31 | berhenti

2.8K 326 55
                                    

Gentala pusing setengah mati. Sumpah, hidupnya kayaknya nggak pernah lebih drama dari ini, deh. Selama hampir 18 tahun hidup di dunia, nggak pernah ada huru-hara di keluarganya kayak beberapa hari ini.

Sada—yang notabene adalah pacarnya—mencak-mencak ke bundanya. Kalau dilihat dari perspektif orang pacaran, ya, ini jelas namanya gila. Mana bakal dapat restu hubungan mereka. Masa calon mertua dibentak-bentak?

Anjir. Jujur, Gentala merinding sendiri mikirin kata 'Calon Mertua'. Berasa tiba-tiba transformasi jadi Bara, tahu nggak? Terlalu kelewat jauh pikirannya.

Tapi, ya ... hal itu memang yang beberapa hari ini Gentala pikirkan, sih. Bakal gimana hubungannya dengan Sada mulai sekarang? Bakal kayak apa hubungan ayah-bunda sama papa-mama setelah semuanya kebongkar? Aneh banget nggak kalau misalnya papa—kakeknya Gentala—jadi mertuanya? Apa kata orang kalau misalnya mereka tahu bunda punya besan om sendiri?

Gentala mengacak-acak rambutnya dengan frustasi.

Ya, emang masih jauh, sih. Tapi bukannya emang hal ini harus dipikirin? Kalau emang nggak ada masa depannya, harusnya Gentala berhenti di sini nggak, sih?

Di tengah kekalutannya memikirkan nasib hubungannya dengan Sada serta hubungan antara keluarga mereka, tiba-tiba saja pintu kamar Gentala ada yang mengetuk dengan cepat. Lalu sebelum ia menjawab dan menyuruh tamunya masuk, pintu itu sudah menjeblak terbuka dan masuklah Bara.

Kakak dari pacarnya itu menatapnya dengan datar dari depan pintu. Ia berjalan menuju ranjang Gentala setelah menutup pintu kamar.

"Ngapain lo?" Tanya Gentala dengan sengit dengan tubuh yang kini tegap siaga.

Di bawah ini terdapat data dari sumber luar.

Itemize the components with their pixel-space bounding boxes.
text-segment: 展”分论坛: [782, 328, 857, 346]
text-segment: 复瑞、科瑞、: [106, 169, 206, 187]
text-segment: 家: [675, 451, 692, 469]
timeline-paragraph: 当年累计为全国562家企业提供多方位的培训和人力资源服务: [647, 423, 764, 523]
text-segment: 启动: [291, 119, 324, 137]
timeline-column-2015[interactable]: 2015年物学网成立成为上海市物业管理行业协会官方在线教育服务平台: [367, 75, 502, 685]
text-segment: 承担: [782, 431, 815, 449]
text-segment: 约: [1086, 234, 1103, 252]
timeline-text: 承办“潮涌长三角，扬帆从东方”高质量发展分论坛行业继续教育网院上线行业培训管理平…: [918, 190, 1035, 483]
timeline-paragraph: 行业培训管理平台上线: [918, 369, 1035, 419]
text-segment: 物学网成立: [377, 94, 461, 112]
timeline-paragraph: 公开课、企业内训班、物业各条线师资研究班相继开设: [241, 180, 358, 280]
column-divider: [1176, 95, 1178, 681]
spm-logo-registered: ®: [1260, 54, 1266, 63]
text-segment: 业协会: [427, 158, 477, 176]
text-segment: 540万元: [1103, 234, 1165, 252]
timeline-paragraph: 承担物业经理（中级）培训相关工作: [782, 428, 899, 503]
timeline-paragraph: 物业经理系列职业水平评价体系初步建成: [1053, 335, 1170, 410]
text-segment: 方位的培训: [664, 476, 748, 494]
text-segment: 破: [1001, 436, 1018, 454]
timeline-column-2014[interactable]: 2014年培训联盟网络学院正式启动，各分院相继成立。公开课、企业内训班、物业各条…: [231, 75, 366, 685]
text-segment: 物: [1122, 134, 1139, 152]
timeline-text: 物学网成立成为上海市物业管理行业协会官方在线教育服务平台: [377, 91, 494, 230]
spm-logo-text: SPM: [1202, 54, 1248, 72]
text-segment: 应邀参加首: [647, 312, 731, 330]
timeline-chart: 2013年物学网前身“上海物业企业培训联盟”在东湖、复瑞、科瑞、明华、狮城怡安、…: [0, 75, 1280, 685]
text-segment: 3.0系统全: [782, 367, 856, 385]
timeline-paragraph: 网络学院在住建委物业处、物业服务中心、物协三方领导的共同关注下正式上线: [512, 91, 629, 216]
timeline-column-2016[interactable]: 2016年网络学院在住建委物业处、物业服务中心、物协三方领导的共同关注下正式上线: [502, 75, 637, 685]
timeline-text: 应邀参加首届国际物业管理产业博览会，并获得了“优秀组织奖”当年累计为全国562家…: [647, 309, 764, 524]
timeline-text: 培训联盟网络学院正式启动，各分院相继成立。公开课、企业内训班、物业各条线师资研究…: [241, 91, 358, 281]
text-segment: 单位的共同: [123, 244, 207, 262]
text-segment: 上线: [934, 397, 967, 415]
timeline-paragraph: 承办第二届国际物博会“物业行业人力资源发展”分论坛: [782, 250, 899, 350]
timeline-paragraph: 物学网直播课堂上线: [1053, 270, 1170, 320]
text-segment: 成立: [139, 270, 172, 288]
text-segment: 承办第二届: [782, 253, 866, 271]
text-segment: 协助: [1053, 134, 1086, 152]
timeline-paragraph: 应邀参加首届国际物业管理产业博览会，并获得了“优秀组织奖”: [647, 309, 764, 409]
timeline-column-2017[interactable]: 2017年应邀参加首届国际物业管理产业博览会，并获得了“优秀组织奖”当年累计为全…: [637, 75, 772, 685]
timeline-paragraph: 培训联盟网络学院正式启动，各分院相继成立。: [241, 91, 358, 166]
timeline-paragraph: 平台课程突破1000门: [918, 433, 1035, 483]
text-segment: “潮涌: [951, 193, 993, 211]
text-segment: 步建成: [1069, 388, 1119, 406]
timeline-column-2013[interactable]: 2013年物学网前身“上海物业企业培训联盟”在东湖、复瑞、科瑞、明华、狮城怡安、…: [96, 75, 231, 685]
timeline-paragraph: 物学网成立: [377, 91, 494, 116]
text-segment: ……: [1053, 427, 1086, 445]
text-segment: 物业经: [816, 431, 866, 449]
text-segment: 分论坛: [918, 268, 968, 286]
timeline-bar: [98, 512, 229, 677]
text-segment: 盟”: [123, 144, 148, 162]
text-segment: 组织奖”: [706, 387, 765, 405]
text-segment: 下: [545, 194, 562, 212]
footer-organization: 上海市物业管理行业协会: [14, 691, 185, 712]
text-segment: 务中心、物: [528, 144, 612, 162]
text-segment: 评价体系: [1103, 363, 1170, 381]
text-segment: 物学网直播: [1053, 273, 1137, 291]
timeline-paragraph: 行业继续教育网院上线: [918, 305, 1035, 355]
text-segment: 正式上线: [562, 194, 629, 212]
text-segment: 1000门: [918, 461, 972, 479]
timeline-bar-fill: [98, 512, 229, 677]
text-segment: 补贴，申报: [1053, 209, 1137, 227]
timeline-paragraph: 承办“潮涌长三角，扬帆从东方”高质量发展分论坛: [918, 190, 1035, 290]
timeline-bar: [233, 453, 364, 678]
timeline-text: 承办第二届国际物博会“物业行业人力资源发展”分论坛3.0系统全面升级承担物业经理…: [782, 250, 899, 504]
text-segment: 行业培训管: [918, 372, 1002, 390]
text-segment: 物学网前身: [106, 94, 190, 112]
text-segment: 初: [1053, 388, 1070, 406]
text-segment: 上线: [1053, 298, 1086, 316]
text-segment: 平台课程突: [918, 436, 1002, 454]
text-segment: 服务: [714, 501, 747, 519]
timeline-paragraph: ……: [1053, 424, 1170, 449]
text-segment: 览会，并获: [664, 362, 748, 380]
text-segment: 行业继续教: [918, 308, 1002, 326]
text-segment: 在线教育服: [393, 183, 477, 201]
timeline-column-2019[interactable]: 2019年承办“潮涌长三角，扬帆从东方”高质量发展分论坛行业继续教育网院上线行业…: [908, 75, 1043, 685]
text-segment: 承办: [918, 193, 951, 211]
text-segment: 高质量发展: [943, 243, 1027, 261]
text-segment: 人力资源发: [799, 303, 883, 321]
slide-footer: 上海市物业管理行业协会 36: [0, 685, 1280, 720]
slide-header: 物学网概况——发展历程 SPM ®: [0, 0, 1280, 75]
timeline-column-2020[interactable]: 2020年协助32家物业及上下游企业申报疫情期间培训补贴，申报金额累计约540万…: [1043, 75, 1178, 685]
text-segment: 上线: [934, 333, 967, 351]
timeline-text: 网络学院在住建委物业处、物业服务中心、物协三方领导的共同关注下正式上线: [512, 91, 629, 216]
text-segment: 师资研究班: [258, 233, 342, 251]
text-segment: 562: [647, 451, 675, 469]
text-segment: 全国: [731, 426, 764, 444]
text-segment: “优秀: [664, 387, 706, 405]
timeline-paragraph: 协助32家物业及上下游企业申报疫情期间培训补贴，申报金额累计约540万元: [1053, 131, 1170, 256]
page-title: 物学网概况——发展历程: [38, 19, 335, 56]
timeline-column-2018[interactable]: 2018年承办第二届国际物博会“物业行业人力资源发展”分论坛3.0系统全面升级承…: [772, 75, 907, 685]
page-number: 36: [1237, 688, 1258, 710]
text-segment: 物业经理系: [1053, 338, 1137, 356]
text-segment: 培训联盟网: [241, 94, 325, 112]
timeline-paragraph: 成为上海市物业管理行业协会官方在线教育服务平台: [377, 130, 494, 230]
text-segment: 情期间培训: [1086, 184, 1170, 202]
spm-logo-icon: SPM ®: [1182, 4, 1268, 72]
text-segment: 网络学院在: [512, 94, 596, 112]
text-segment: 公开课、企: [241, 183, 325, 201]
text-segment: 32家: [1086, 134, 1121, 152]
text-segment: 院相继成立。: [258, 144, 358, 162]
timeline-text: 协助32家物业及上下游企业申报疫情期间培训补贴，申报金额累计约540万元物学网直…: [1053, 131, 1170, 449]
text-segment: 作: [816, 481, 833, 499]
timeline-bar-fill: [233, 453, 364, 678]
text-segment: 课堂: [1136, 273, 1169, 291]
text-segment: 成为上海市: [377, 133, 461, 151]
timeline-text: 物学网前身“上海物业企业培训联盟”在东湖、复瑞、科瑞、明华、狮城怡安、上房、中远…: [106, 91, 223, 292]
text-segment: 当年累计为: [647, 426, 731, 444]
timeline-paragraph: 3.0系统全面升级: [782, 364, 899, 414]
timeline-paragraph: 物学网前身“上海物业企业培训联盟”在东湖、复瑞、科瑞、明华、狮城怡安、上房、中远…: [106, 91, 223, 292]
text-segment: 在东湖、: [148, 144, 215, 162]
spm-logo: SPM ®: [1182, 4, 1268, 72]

Bara tak menjawab. Pria itu hanya menatap Gentala yang duduk di tepi ranjang dengan datar sambil menarik kursi dari meja belajar. Ia menaruh kursi tersebut tak jauh di hadapan Gentala. Lalu ia mendudukinya dengan posisi terbalik dimana sandaran kursi itu ia jadikan sandaran untuk dadanya.

"Pusing lo?" Bara malah bertanya balik. Kedua tangannya terlipat di atas sandaran kursi di depan tubuhnya.

Gentala berdecak malas. "Kenapa? Mau ceramah?"

Bara tak langsung menjawab. Ia hanya menatap Gentala lekat-lekat sebelum kemudian senyum miringnya tersungging sinis.

"Gue cuma pengen knock some sense into your head, Gen—"

"Nggak usah sok-sok bahasa inggris!"

"—buat bantu lo memutuskan," Bara tak mengindahi gerutu dari Gentala. "Kira-kira apa yang lo lakuin ini udah benar atau belum."

Alis Gentala sontak mencureng. "Lo anak Papa Dika apa adiknya, sih? Tua banget, sumpah."

Bara terkekeh pelan. "Lo tau gue bener, ya, Gen. Tapi lo aja yang malu buat ngaku."

Gentala mendengkus. Wajahnya cemberut, lalu ia membuang muka.

"Gue nggak abis pikir, sih. Bangsat banget lo bisa punya perasaan kayak gitu sama Sada—"

"Anehnya dimana, anjing?!" Potong Gentala sambil mendelik nyalang. "Gue sayang sama dia! Dari dulu sampe sekarang! Bangsatnya dimana?!"

"Lo harusnya jagain dia. Bukan grepe-grepe dia, tolol!" Sembur Bara tak mau kalah.

Kedua mata Gentala membeliak kaget mendengar umpatan Bara. Tubuhnya menegang kaku karena mengingat kesalahan yang ia lakukan di Singapura kemarin. Gentala yakin Bara hanya asal nebak berdasarkan yang ia lihat. Tapi, sial! Telak banget rasanya.

Melihat ekspresi Gentala seperti itu, Bara mendengkus sinis. Lalu kepalanya menggeleng pelan diiringi mulutnya yang berdecih kecil. "Emang udah paling bener lo berdua dipisahin."